First let's just calm down, and gather some data using the tools I have at my disposal:

# mount /dev/sdb1
mount: wrong fs type, bad option, bad superblock on /dev/sdb1,
missing codepage or helper program, or other error
In some cases useful info is found in syslog - try
dmesg | tail or so

# blkid | grep sdb1
/dev/sdb1: UUID="3e4a975a-e771-4bd5-975b-bf27c019cac0" TYPE="jfs"

# grep 3e4a /etc/fstab
UUID=3e4a975a-e771-4bd5-975b-bf27c019cac0 /z jfs relatime 0 2

# dmesg | grep sdb
[ 1.937133] sd 0:0:1:0: [sdb] 312581808 512-byte hardware sectors: (160 GB/149 GiB)
[ 1.937154] sd 0:0:1:0: [sdb] Write Protect is off
[ 1.937157] sd 0:0:1:0: [sdb] Mode Sense: 00 3a 00 00
[ 1.937192] sd 0:0:1:0: [sdb] Write cache: enabled, read cache: enabled, doesn't support DPO or FUA
[ 1.937263] sd 0:0:1:0: [sdb] 312581808 512-byte hardware sectors: (160 GB/149 GiB)
[ 1.937282] sd 0:0:1:0: [sdb] Write Protect is off
[ 1.937285] sd 0:0:1:0: [sdb] Mode Sense: 00 3a 00 00
[ 1.937319] sd 0:0:1:0: [sdb] Write cache: enabled, read cache: enabled, doesn't support DPO or FUA
[ 1.937323] sdb: sdb1 sdb2 sdb3 sdb4
[ 1.985901] sd 0:0:1:0: [sdb] Attached SCSI disk
[ 11.461397] Adding 1959920k swap on /dev/sdb4. Priority:-1 extents:1 across:1959920k


First, let's try fsck again, which if the superblock is hosed (in the old days) then this is an act of desperation:

# fsck /dev/sdb1
fsck 1.41.4 (27-Jan-2009)
fsck: fsck.jfs: not found
fsck: Error 2 while executing fsck.jfs for /dev/sdb1


I guess I need jfsutils ...

# sudo apt-get install jfsutils
Reading package lists... Done
Building dependency tree
Reading state information... Done
The following packages were automatically installed
... [snip] ...
Unpacking jfsutils (from .../jfsutils_1.1.12-2_i386.deb) ...

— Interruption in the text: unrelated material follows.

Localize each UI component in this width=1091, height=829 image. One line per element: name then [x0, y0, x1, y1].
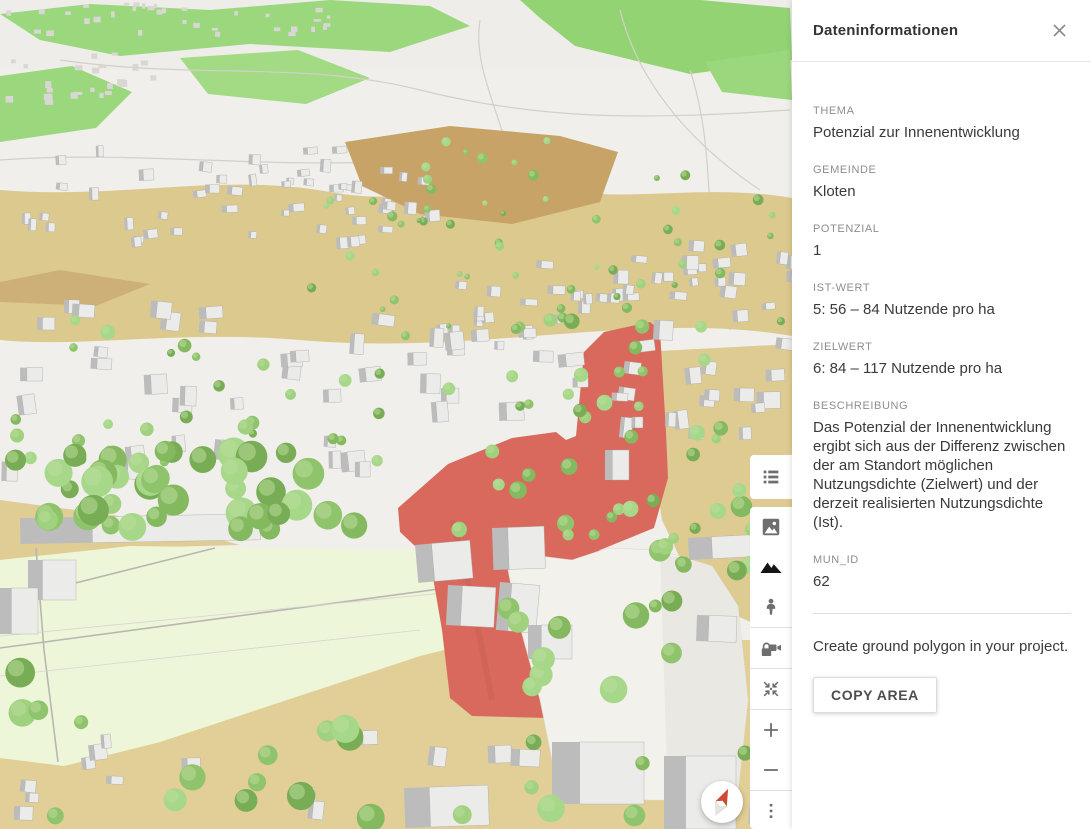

Rerun fsck... Et Viola! Success!

Holy crap! Success in 3 minutes? The stars are aligned. This has got to be a new record for:

cost_of_data_loss * (fear && anxiety)
-----------------------------------------------------
speed_of_solution


So my only complaint is that when a JFS partition is corrupted, why is it reported as a bad superblock?